En este caso, el juez basa su medida en la «reiteración de la conducta agresiva» imputada al acusado, Manuel L.F., «consistente en amenazas verbales graves acompañadas de una agresión leve a la madre de la denunciante, hecho sucedido en el domicilio conyugal y admitido por el propio denunciante». El juez considera adecuadas estas medidas para «garantizar la seguridad y tranquilidad de las víctimas hasta que se celebre el juicio», señalado para la primera semana de junio.

El magistrado no cree necesario, por ahora, encarcelar preventivamente al acusado, pero le advierte de que, si quebranta la medida de alejamiento de su compañera, se le decretará inmediatamente su ingreso en la cárcel.

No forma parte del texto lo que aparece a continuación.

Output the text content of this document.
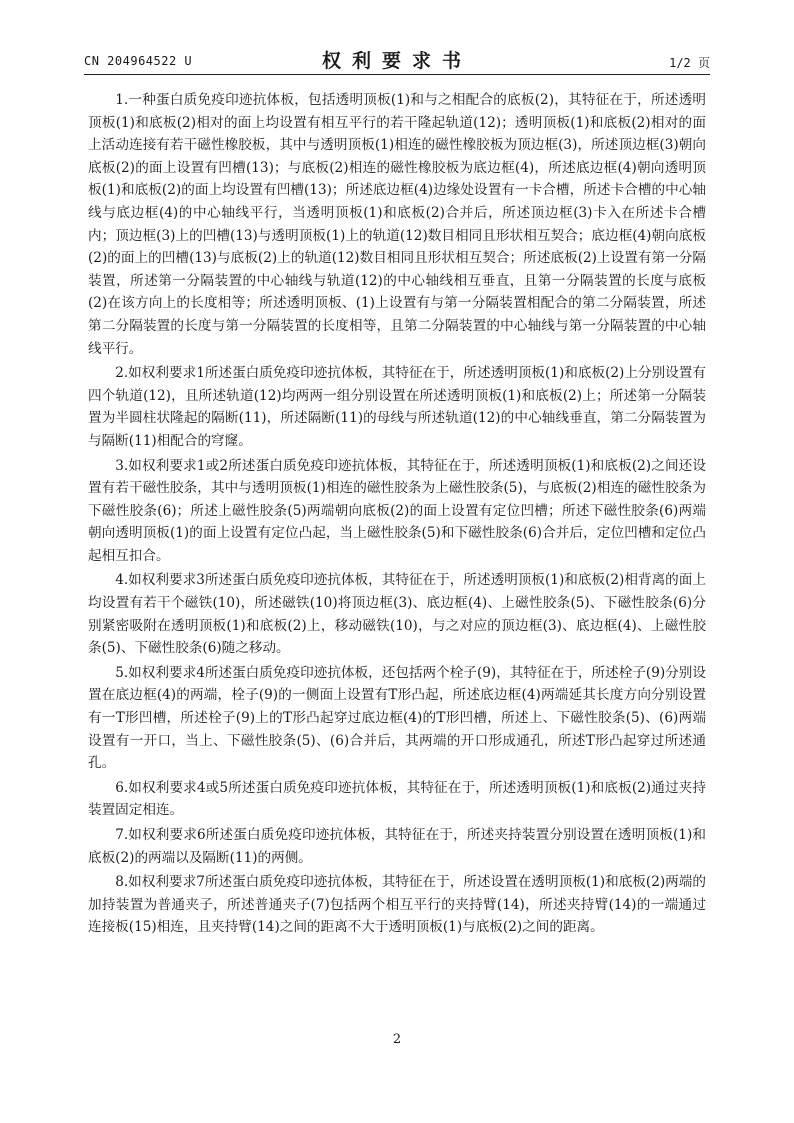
CN 204964522 U	权利要求书	1/2 页

1.一种蛋白质免疫印迹抗体板，包括透明顶板(1)和与之相配合的底板(2)，其特征在于，所述透明顶板(1)和底板(2)相对的面上均设置有相互平行的若干隆起轨道(12)；透明顶板(1)和底板(2)相对的面上活动连接有若干磁性橡胶板，其中与透明顶板(1)相连的磁性橡胶板为顶边框(3)，所述顶边框(3)朝向底板(2)的面上设置有凹槽(13)；与底板(2)相连的磁性橡胶板为底边框(4)，所述底边框(4)朝向透明顶板(1)和底板(2)的面上均设置有凹槽(13)；所述底边框(4)边缘处设置有一卡合槽，所述卡合槽的中心轴线与底边框(4)的中心轴线平行，当透明顶板(1)和底板(2)合并后，所述顶边框(3)卡入在所述卡合槽内；顶边框(3)上的凹槽(13)与透明顶板(1)上的轨道(12)数目相同且形状相互契合；底边框(4)朝向底板(2)的面上的凹槽(13)与底板(2)上的轨道(12)数目相同且形状相互契合；所述底板(2)上设置有第一分隔装置，所述第一分隔装置的中心轴线与轨道(12)的中心轴线相互垂直，且第一分隔装置的长度与底板(2)在该方向上的长度相等；所述透明顶板、(1)上设置有与第一分隔装置相配合的第二分隔装置，所述第二分隔装置的长度与第一分隔装置的长度相等，且第二分隔装置的中心轴线与第一分隔装置的中心轴线平行。

2.如权利要求1所述蛋白质免疫印迹抗体板，其特征在于，所述透明顶板(1)和底板(2)上分别设置有四个轨道(12)，且所述轨道(12)均两两一组分别设置在所述透明顶板(1)和底板(2)上；所述第一分隔装置为半圆柱状隆起的隔断(11)，所述隔断(11)的母线与所述轨道(12)的中心轴线垂直，第二分隔装置为与隔断(11)相配合的穹窿。

3.如权利要求1或2所述蛋白质免疫印迹抗体板，其特征在于，所述透明顶板(1)和底板(2)之间还设置有若干磁性胶条，其中与透明顶板(1)相连的磁性胶条为上磁性胶条(5)，与底板(2)相连的磁性胶条为下磁性胶条(6)；所述上磁性胶条(5)两端朝向底板(2)的面上设置有定位凹槽；所述下磁性胶条(6)两端朝向透明顶板(1)的面上设置有定位凸起，当上磁性胶条(5)和下磁性胶条(6)合并后，定位凹槽和定位凸起相互扣合。

4.如权利要求3所述蛋白质免疫印迹抗体板，其特征在于，所述透明顶板(1)和底板(2)相背离的面上均设置有若干个磁铁(10)，所述磁铁(10)将顶边框(3)、底边框(4)、上磁性胶条(5)、下磁性胶条(6)分别紧密吸附在透明顶板(1)和底板(2)上，移动磁铁(10)，与之对应的顶边框(3)、底边框(4)、上磁性胶条(5)、下磁性胶条(6)随之移动。

5.如权利要求4所述蛋白质免疫印迹抗体板，还包括两个栓子(9)，其特征在于，所述栓子(9)分别设置在底边框(4)的两端，栓子(9)的一侧面上设置有T形凸起，所述底边框(4)两端延其长度方向分别设置有一T形凹槽，所述栓子(9)上的T形凸起穿过底边框(4)的T形凹槽，所述上、下磁性胶条(5)、(6)两端设置有一开口，当上、下磁性胶条(5)、(6)合并后，其两端的开口形成通孔，所述T形凸起穿过所述通孔。

6.如权利要求4或5所述蛋白质免疫印迹抗体板，其特征在于，所述透明顶板(1)和底板(2)通过夹持装置固定相连。

7.如权利要求6所述蛋白质免疫印迹抗体板，其特征在于，所述夹持装置分别设置在透明顶板(1)和底板(2)的两端以及隔断(11)的两侧。

8.如权利要求7所述蛋白质免疫印迹抗体板，其特征在于，所述设置在透明顶板(1)和底板(2)两端的加持装置为普通夹子，所述普通夹子(7)包括两个相互平行的夹持臂(14)，所述夹持臂(14)的一端通过连接板(15)相连，且夹持臂(14)之间的距离不大于透明顶板(1)与底板(2)之间的距离。

2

Para asegurarse del cumplimiento de estas medidas cautelares, el juez envió a la Policía al domicilio conyugal y obligó al acusado a recoger todos sus enseres y a entregar las llaves de la casa, a la que, además, no podrá acercarse bajo ningún concepto. Además de todo ello, el juez ha prohibido al imputado ver a su hijo pequeño hasta que tome una decisión el juzgado de familia que tramita el proceso de separación de la pareja. Asimismo, Manuel L.F. tampoco puede acercarse a menos de 100 metros de su compañera en cualquier lugar público donde se encuentre, sea un centro comercial, un parque o cualquier otro, y tampoco puede dirigirse ni física ni verbalmente a los padres de la mujer, ya sea por teléfono, fax, correo o incluso el interfono de la finca donde viven.

Programa de control

La Policía ha comunicado al juzgado que ha incluido al hombre en un programa de control específico de personas sometidas a medidas cautelares por la justicia. El juzgado adoptó estas medidas para garantizar la seguridad de la mujer, C.S.N., después de que ésta denunciase ante la Policía y el juzgado que el marido, que se resistía a abandonar el domicilio, la seguía maltratando. Por ello, el juez convocó el pasado 7 de mayo una vistilla urgente en la que la Fiscalía y la acusación particular pidieron la adopción de estas medidas. No obstante, en el juicio que se celebrará la primera semana de junio, el fiscal, según su escrito de acusación, pide únicamente un año de prisión para el procesado, imputado por cinco episodios de maltrato doméstico, ya que le aprecia una atenuante de embriaguez habitual. Según la Fiscalía, Manuel L. suele maltratar a su compañera y otros miembros de la familia «cuando abusa» del alcohol.

Una mujer en la UCI

Por otra parte, una mujer fue apuñalada en la madrugada de ayer por su marido, del que se encuentra en trámites de separación, en su domicilio de La Carlota y permanece ingresada en la Unidad de Cuidados Intensivos del Hospital Universitario Reina Sofía de Córdoba con pronóstico reservado.

Fuentes del centro sanitario indicaron que la víctima ingresó con heridas inciso-punzantes en abdomen y tórax que afectaban a hígado y pulmones, por lo que tuvo que ser intervenida de urgencia. El agresor, F.V.M., de 37 años, se entregó en las dependencias de la Policía Local de La Rambla tras la agresión.